January is often thought of as a good month for stocks, but historical data indicate otherwise.

The first month of the year is not really bad for equities either, but over the past 20 years, the S&P 500 has lost an average of a tenth of a percent in January, according to EquityClock.com.

Additionally, the S&P 500’s win rate is just 55% in January over those 20 years, so it is not unreasonable to consider playing some defense at the sector level heading into January 2017. January 2016 taught investors that lesson.

“Last January, the Dow Jones Industrial Average lost 8.1% in the first 10 trading days of the year. That was the worst performance to start a year ever, going back to 1897,” according to ETF Daily News.

After soaring to start 2016, the Utilities Select Sector SPDR (NYSEArca: XLU) was nearly written off by investors as high beta stocks came into focus in the third quarter and as markets priced in rising expectations for a December rate hike by the Federal Reserve, a scenario that could come to pass today.

The fortunes of the utilities sector seem to be tied to the Federal Reserve’s interest rate outlook.

Once the Fed eventually hikes interest rates, the higher rates will make fixed-income instruments more attractive on a relative basis, and bond-like equities, like utilities, less enticing. Consequently, utilities may remain flat or underperform other segments of the equities market once rates start ticking higher.

Related: Will the Utilities ETF Sector Keep Shining?

Still, it cannot be ignored that XLU, the largest utilities ETF, is up 3.4% over the past week and nearly 5% over the past month.

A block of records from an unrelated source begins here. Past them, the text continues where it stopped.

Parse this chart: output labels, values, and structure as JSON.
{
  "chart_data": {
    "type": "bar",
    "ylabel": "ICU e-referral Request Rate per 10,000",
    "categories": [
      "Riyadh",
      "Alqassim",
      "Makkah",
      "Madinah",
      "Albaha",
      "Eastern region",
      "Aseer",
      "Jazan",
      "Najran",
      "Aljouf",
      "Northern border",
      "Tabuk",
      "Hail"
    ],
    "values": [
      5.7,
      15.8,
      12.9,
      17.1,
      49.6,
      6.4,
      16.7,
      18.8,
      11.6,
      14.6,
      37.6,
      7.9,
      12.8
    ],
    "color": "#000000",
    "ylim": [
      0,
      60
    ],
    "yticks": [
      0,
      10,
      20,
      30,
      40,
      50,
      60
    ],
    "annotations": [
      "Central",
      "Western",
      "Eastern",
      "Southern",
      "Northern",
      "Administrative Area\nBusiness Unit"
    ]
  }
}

The bond-esque utilities sector has also weakened alongside the fixed-income market as Treasury yields rose on the Fed outlook and inflationary pressures. Once the Fed eventually hikes interest rates, the higher rates will make fixed-income instruments more attractive on a relative basis, and bond-like equities, like utilities, less enticing. Consequently, utilities may remain flat or underperform other segments of the equities market once rates start ticking higher.

In January 2016, “the S&P 500 Index lost 4.8% over the same time period, and was down over 11% at its lowest point that month. Utilities and Consumer Staples are generally considered defensive shelters for when the market goes sour, and they held up that role during last year’s selloff,” reports ETF Daily News.